Avant, pour éviter la dépression saisonnière, le Québécois avait le Canadien de Montréal. L’équipe la plus dynamique de la Ligue nationale. Elle dominait toutes les autres et nous prouvait que le bonheur était sur la glace. Après chacune de ses convaincantes victoires, le Québécois souriait dans le métro, dans l’ascenseur, devant le photocopieur. Et on le sait, le sourire est le plus lumineux des soleils. Aujourd’hui, le Canadien ne fait plus sourire personne. Au contraire. Penser à lui nous approche des ténèbres. Il ne cesse de perdre. Les nouvelles du matin, c’est quoi ? Le Canadien a encore perdu, l’Australie brûle, l’Iran explose; côté météo : bien, il ne fait pas beau. Bonne journée !

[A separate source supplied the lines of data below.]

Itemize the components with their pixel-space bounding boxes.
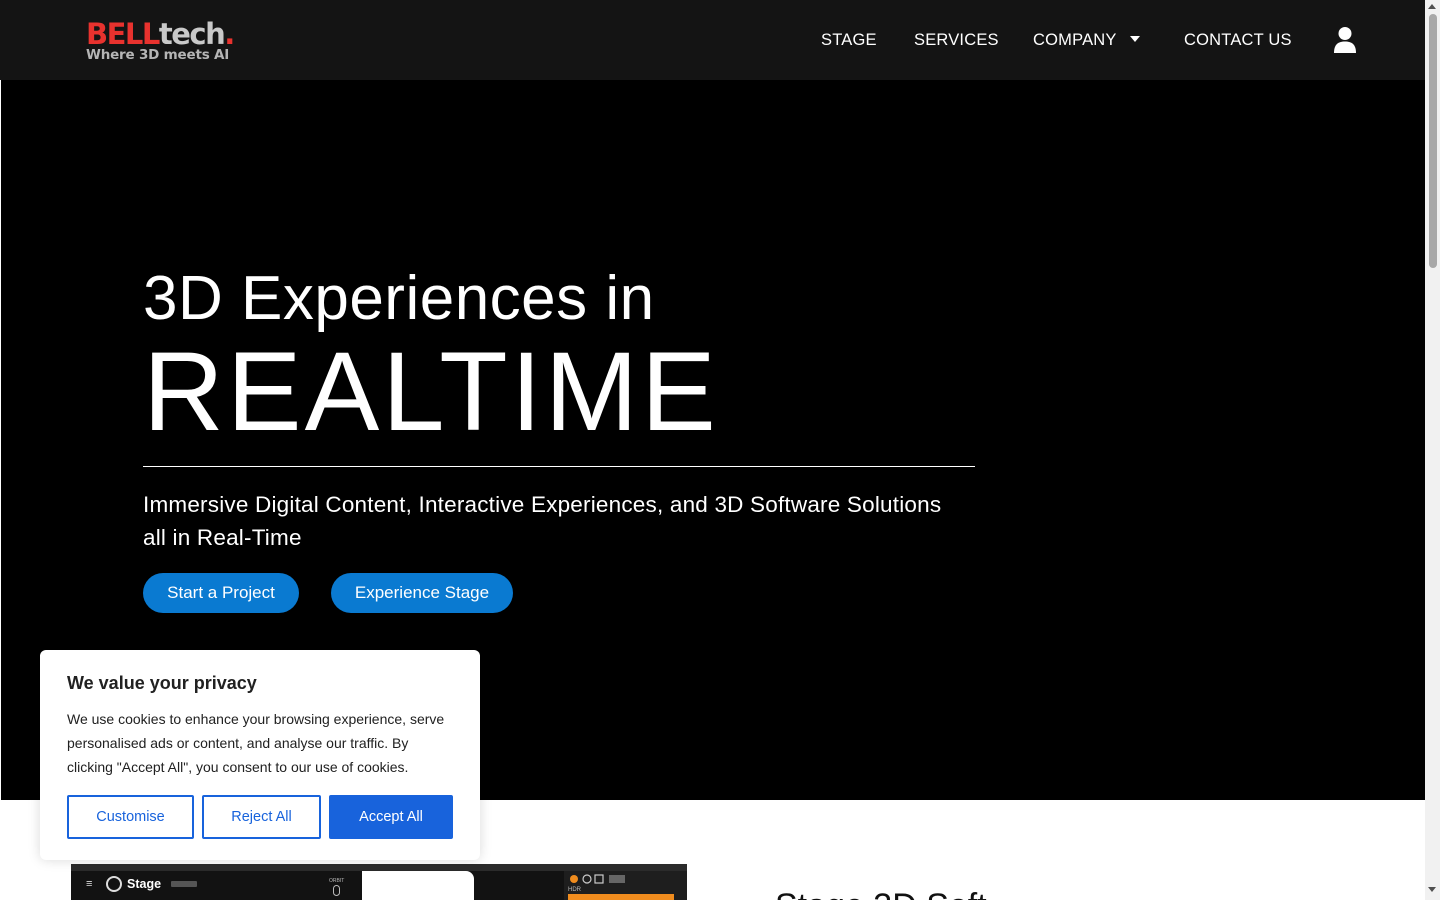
preview-orbit-label: ORBIT xyxy=(329,878,345,884)
scroll-down-arrow-icon[interactable] xyxy=(1428,887,1436,892)
preview-app-name: Stage xyxy=(127,877,162,891)
chevron-down-icon[interactable] xyxy=(1130,36,1140,42)
preview-title-bar xyxy=(71,864,687,871)
reject-all-button[interactable]: Reject All xyxy=(202,795,321,839)
preview-viewport xyxy=(362,871,474,900)
preview-hdr-label: HDR xyxy=(568,887,581,893)
stage-app-preview-image: ≡ Stage ORBIT HDR xyxy=(71,864,687,900)
site-header: BELLtech. Where 3D meets AI STAGE SERVIC… xyxy=(0,0,1425,80)
nav-item-stage[interactable]: STAGE xyxy=(821,30,877,50)
belltech-logo[interactable]: BELLtech. Where 3D meets AI xyxy=(86,18,246,64)
menu-icon: ≡ xyxy=(86,878,93,890)
stage-logo-icon xyxy=(106,876,122,892)
preview-toolbar-icons xyxy=(570,874,625,884)
cookie-description: We use cookies to enhance your browsing … xyxy=(67,711,445,775)
preview-highlight-row xyxy=(568,894,674,900)
start-project-button[interactable]: Start a Project xyxy=(143,573,299,613)
preview-badge xyxy=(171,881,197,887)
hero-heading-line2: REALTIME xyxy=(143,329,719,454)
scroll-up-arrow-icon[interactable] xyxy=(1428,4,1436,9)
mouse-icon xyxy=(333,885,340,896)
hero-subtitle: Immersive Digital Content, Interactive E… xyxy=(143,492,942,550)
logo-wordmark: BELLtech. xyxy=(86,17,235,51)
cookie-consent-banner: We value your privacy We use cookies to … xyxy=(40,650,480,860)
section-heading: Stage 3D Soft xyxy=(775,886,987,900)
cookie-title: We value your privacy xyxy=(67,673,257,693)
scrollbar-thumb[interactable] xyxy=(1429,14,1437,268)
nav-item-contact-us[interactable]: CONTACT US xyxy=(1184,30,1292,50)
hero-divider xyxy=(143,466,975,467)
accept-all-button[interactable]: Accept All xyxy=(329,795,453,839)
experience-stage-button[interactable]: Experience Stage xyxy=(331,573,513,613)
hero-heading-line1: 3D Experiences in xyxy=(143,264,655,333)
logo-tagline: Where 3D meets AI xyxy=(86,47,230,63)
nav-item-services[interactable]: SERVICES xyxy=(914,30,999,50)
customise-button[interactable]: Customise xyxy=(67,795,194,839)
user-icon[interactable] xyxy=(1333,26,1357,54)
nav-item-company[interactable]: COMPANY xyxy=(1033,30,1117,50)
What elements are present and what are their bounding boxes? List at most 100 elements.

Qui a éteint la lumière ? Comment on fait pour s’en sortir ? Ma principale source de lumière, l’hiver, c’est la musique. Écoutez de la musique. Plein de musique.

Il n’y a rien de plus motivant. Écoutez ce que vous voulez. Les Beatles, Shawn Mendes, Bleu Jeans Bleu, Stevie Wonder, La Compagnie créole, s’il le faut. Toutes les musiques font du bien à celle ou celui qui les aime. Même les musiques tristes. Même du Léo Ferré. Même du Safia Nolin. Ça ne vous fera pas danser. Mais ça va vous bercer. Comme une mère berce son enfant quand il pleure, dans la nuit. Ça fait tellement de bien qu’on ne sait plus si la mère berce son enfant pour qu’il arrête de pleurer ou si l’enfant pleure pour que sa mère n’arrête pas de le bercer.

Ce qu’il y a de plus angoissant, quand on est déprimé, c’est de ne pas savoir pourquoi. Au moins, au Québec, adieu l’anxiété, on sait très bien pourquoi on est démoralisé. On manque de soleil. On manque de clarté.

On peut, bien sûr, faire des séances de luminothérapie. S’installer devant une lampe blanche, durant 30 minutes, tous les jours. Pas juste les jours où il ne fait pas jour. Pour que le traitement soit vraiment efficace, il faut même commencer à la fin août. Trente minutes à se prendre pour un plant de marijuana. Pascal disait que l’homme est un roseau pensant. Il serait plutôt un tournesol déprimant. Sans soleil, le tournesol se déboussole.

Je sais que plusieurs d’entre vous, avant même de terminer cette chronique, sont en train de se réserver des voyages dans les Îles. Grand bien vous fasse. On vous demanderait simplement une petite faveur. Quand vous allez publier vos photos d’extase solaire, s’il vous plaît, n’ajoutez pas des commentaires du style : on pense à vous dans le froid, au Québec, - 35 chez vous, + 35 ici, vaut mieux se pogner le cul que de tomber dessus… On le voit que vous êtes bien. Éclairez-nous de vos sourires. Pas de vos sarcasmes.

Buvez vos cocktails au bord de la mer, nous, on va boire notre cocktail météo.